PM: 96% of Japanese companies want to remain in Malaysia
06 Jul 2023
A total of 96% of Japanese companies intend to remain in Malaysia, with half of them wanting to expand their business in the country, said Prime Minister Datuk Seri Anwar Ibrahim.
Anwar, who is also Finance Minister, said this figure was based on a survey by the Japan External Trade Organisation (Jetro), adding that the rate of expansion was higher than the Asean average and the second highest in the region.
“Malaysia and Japan continue to celebrate strong diplomatic relations, now entering their 65th year, and Japan is one of Malaysia’s most important and fourth largest trading partner, with a trade volume of US$41.21 billion (RM181.51 billion) in 2022.
“Japan is also listed as one of the main sources of foreign direct investment (FDI) coming into Malaysia in manufacturing projects.

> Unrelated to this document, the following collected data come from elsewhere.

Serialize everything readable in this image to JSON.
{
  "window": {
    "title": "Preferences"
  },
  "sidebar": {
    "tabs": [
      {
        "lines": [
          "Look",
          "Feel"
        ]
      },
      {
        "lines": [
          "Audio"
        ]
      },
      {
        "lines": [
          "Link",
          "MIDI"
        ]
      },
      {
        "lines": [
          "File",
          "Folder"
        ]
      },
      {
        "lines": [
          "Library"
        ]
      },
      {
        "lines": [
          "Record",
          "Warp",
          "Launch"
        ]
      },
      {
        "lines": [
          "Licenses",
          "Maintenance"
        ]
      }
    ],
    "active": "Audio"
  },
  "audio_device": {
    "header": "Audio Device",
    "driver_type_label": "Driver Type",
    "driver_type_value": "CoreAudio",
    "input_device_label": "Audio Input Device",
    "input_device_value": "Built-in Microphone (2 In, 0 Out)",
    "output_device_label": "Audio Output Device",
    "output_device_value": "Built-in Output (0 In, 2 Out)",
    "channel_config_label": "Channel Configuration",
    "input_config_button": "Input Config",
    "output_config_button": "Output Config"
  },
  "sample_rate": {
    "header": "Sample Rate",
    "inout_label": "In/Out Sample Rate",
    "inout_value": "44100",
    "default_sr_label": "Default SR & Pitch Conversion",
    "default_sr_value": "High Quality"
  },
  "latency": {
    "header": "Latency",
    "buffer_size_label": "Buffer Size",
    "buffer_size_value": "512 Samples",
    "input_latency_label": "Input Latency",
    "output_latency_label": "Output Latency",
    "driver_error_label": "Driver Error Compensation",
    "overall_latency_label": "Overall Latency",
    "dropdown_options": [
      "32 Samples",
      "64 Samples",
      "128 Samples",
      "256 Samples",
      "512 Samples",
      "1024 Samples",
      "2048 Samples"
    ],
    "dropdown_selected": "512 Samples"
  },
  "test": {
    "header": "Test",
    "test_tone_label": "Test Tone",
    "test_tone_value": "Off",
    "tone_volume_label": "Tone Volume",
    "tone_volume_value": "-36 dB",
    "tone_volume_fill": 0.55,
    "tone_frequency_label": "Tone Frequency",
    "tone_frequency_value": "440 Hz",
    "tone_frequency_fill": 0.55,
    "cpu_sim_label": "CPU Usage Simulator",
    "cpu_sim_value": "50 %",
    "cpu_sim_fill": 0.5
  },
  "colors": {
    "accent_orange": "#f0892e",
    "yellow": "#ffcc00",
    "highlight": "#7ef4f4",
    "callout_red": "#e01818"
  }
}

“Last year, a total of 2,746 projects were implemented, with a total investment worth US$27.25 billion (RM91.14 billion) and a total of 336,326 job opportunities were generated, while this year, we obtained an investment commitment from Japan amounting to RM23 billion,” he said in a Facebook post on Wednesday (July 5) night.
In this regard, Anwar said it is important for Malaysia to continue to ensure a conducive investment environment that will be able to attract more foreign investors to the country, as the continued increase in FDIs is proof of the growing confidence of foreign investors in Malaysia’s economic progress and potential.

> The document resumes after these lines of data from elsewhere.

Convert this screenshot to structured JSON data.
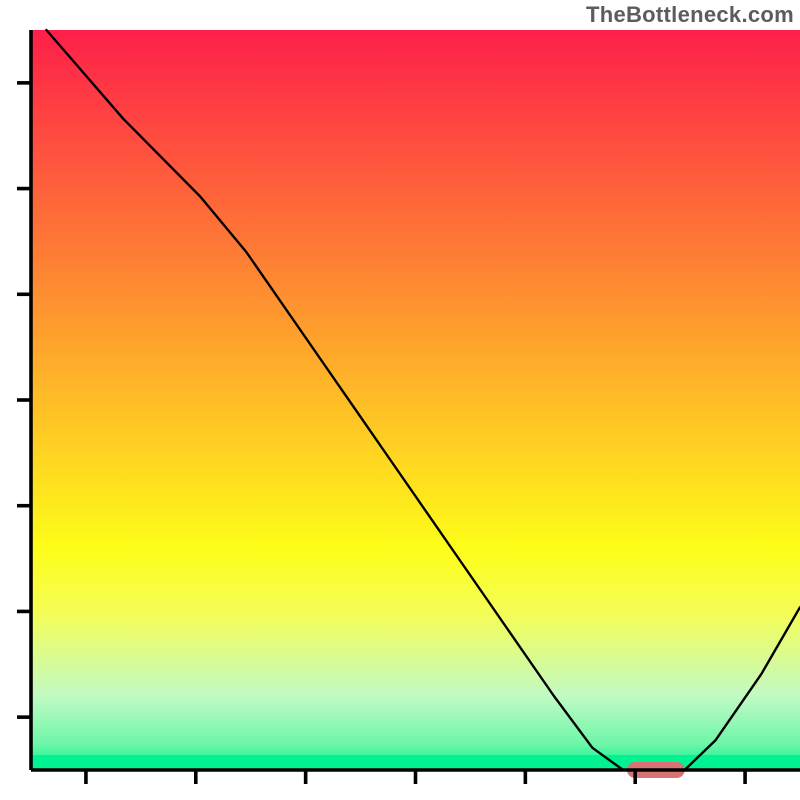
{
  "watermark": "TheBottleneck.com",
  "chart_data": {
    "type": "line",
    "title": "",
    "xlabel": "",
    "ylabel": "",
    "xlim": [
      0,
      100
    ],
    "ylim": [
      0,
      100
    ],
    "curve": [
      {
        "x": 2.0,
        "y": 100.0
      },
      {
        "x": 12.0,
        "y": 88.0
      },
      {
        "x": 22.0,
        "y": 77.5
      },
      {
        "x": 28.0,
        "y": 70.0
      },
      {
        "x": 38.0,
        "y": 55.0
      },
      {
        "x": 48.0,
        "y": 40.0
      },
      {
        "x": 58.0,
        "y": 25.0
      },
      {
        "x": 68.0,
        "y": 10.0
      },
      {
        "x": 73.0,
        "y": 3.0
      },
      {
        "x": 77.0,
        "y": 0.0
      },
      {
        "x": 85.0,
        "y": 0.0
      },
      {
        "x": 89.0,
        "y": 4.0
      },
      {
        "x": 95.0,
        "y": 13.0
      },
      {
        "x": 100.0,
        "y": 22.0
      }
    ],
    "marker": {
      "x_start": 77.5,
      "x_end": 85.0,
      "y": 0.0
    },
    "gradient_stops": [
      {
        "offset": 0.0,
        "color": "#fe1f4a"
      },
      {
        "offset": 0.14,
        "color": "#fe4a40"
      },
      {
        "offset": 0.28,
        "color": "#fe7536"
      },
      {
        "offset": 0.42,
        "color": "#fea32c"
      },
      {
        "offset": 0.56,
        "color": "#fed022"
      },
      {
        "offset": 0.7,
        "color": "#fdfd18"
      },
      {
        "offset": 0.79,
        "color": "#f4fd58"
      },
      {
        "offset": 0.9,
        "color": "#c1fac3"
      },
      {
        "offset": 0.965,
        "color": "#6df6a8"
      },
      {
        "offset": 1.0,
        "color": "#00f291"
      }
    ],
    "colors": {
      "axis": "#000000",
      "curve": "#000000",
      "marker": "#d77473",
      "watermark": "#5c5c5c"
    }
  }
}
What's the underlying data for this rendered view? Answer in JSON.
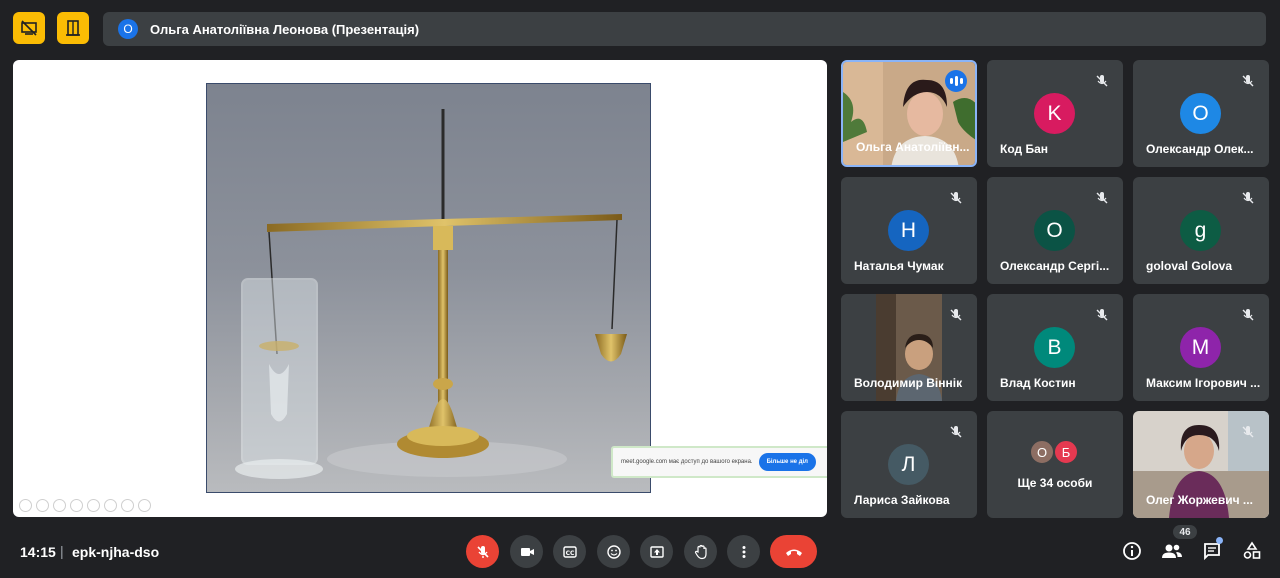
{
  "header": {
    "presenter_initial": "О",
    "presenter_title": "Ольга Анатоліївна Леонова (Презентація)"
  },
  "notice": {
    "text": "meet.google.com має доступ до вашого екрана.",
    "button": "Більше не діл"
  },
  "participants": [
    {
      "name": "Ольга Анатоліївн...",
      "type": "video",
      "active": true
    },
    {
      "name": "Код Бан",
      "initial": "K",
      "color": "#d81b60"
    },
    {
      "name": "Олександр Олек...",
      "initial": "О",
      "color": "#1e88e5"
    },
    {
      "name": "Наталья Чумак",
      "initial": "Н",
      "color": "#1565c0"
    },
    {
      "name": "Олександр Сергі...",
      "initial": "О",
      "color": "#0b5345"
    },
    {
      "name": "goloval Golova",
      "initial": "g",
      "color": "#0d5c44"
    },
    {
      "name": "Володимир Віннік",
      "type": "video"
    },
    {
      "name": "Влад Костин",
      "initial": "В",
      "color": "#00897b"
    },
    {
      "name": "Максим Ігорович ...",
      "initial": "М",
      "color": "#8e24aa"
    },
    {
      "name": "Лариса Зайкова",
      "initial": "Л",
      "color": "#455a64"
    },
    {
      "name": "Олег Жоржевич ...",
      "type": "video"
    }
  ],
  "more": {
    "label": "Ще 34 особи",
    "initials": [
      "О",
      "Б"
    ],
    "colors": [
      "#8d6e63",
      "#e53950"
    ]
  },
  "bottom": {
    "time": "14:15",
    "separator": "|",
    "meeting_code": "epk-njha-dso",
    "people_count": "46"
  }
}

The prime minister on Wednesday held a meeting with the Japanese Ambassador to Malaysia, Takahashi Katsuhiko, along with a delegation from the Japanese Chamber of Trade and Investment (Jactim) at the Ministry of Finance.

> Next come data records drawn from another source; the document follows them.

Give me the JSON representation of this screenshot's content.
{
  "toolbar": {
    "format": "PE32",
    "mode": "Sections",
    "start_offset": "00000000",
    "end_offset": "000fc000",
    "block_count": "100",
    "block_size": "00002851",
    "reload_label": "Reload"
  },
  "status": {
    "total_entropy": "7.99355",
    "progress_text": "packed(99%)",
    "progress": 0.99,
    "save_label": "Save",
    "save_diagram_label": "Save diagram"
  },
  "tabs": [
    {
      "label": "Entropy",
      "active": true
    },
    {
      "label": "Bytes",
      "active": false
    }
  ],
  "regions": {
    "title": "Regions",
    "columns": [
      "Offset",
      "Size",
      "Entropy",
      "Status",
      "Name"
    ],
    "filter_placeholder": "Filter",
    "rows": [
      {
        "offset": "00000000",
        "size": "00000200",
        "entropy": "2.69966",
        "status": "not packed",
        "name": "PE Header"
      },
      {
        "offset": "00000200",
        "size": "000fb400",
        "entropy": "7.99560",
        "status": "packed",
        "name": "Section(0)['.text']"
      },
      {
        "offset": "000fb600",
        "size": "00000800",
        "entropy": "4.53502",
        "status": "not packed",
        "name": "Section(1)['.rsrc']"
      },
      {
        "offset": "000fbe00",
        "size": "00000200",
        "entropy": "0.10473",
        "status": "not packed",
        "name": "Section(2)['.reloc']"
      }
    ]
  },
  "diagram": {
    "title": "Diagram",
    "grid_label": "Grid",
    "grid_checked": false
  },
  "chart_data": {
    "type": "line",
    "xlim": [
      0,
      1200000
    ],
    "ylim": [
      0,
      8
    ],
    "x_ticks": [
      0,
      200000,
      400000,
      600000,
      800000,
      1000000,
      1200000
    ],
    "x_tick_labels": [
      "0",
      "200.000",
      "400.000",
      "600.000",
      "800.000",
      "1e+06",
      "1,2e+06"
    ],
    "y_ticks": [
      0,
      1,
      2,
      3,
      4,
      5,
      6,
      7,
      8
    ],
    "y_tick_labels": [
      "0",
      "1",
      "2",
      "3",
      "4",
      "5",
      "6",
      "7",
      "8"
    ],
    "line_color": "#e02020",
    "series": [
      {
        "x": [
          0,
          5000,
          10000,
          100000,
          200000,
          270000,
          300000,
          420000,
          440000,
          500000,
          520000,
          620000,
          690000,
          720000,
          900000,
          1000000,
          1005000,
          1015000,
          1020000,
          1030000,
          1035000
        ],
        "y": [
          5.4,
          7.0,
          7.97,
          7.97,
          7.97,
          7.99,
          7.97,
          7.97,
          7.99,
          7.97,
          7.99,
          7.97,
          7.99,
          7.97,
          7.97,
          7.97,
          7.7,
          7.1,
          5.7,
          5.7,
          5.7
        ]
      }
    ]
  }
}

Meanwhile, Anwar said in recent years, FDI inflow continued to increase, as the country saw approved investments amounting to RM71.4 billion in the first quarter of this year, making it a significant jump of 60% compared to the same period last year.
“Our economic fundamentals continue to be strong, proven by low inflation and an increasingly stable political landscape. Demand for Malaysian products and services is also increasing. The government is also firmly committed to developing new industries, such as the digital economy and green technology.
“I am very confident in the performance of future investments in Malaysia, which will certainly continue to be robust. The government will continue to do its best to strengthen the investment climate, and the government is also making it easier to conduct businesses, attract valuable and high-impact investments, and create a local workforce that has competitive value,” he said.
He said the effort is in line with the objectives of the upcoming New Investment Policy (NIP) and will be further streamlined in the New Industrial Master Plan (NIMP2030), which will be launched in August.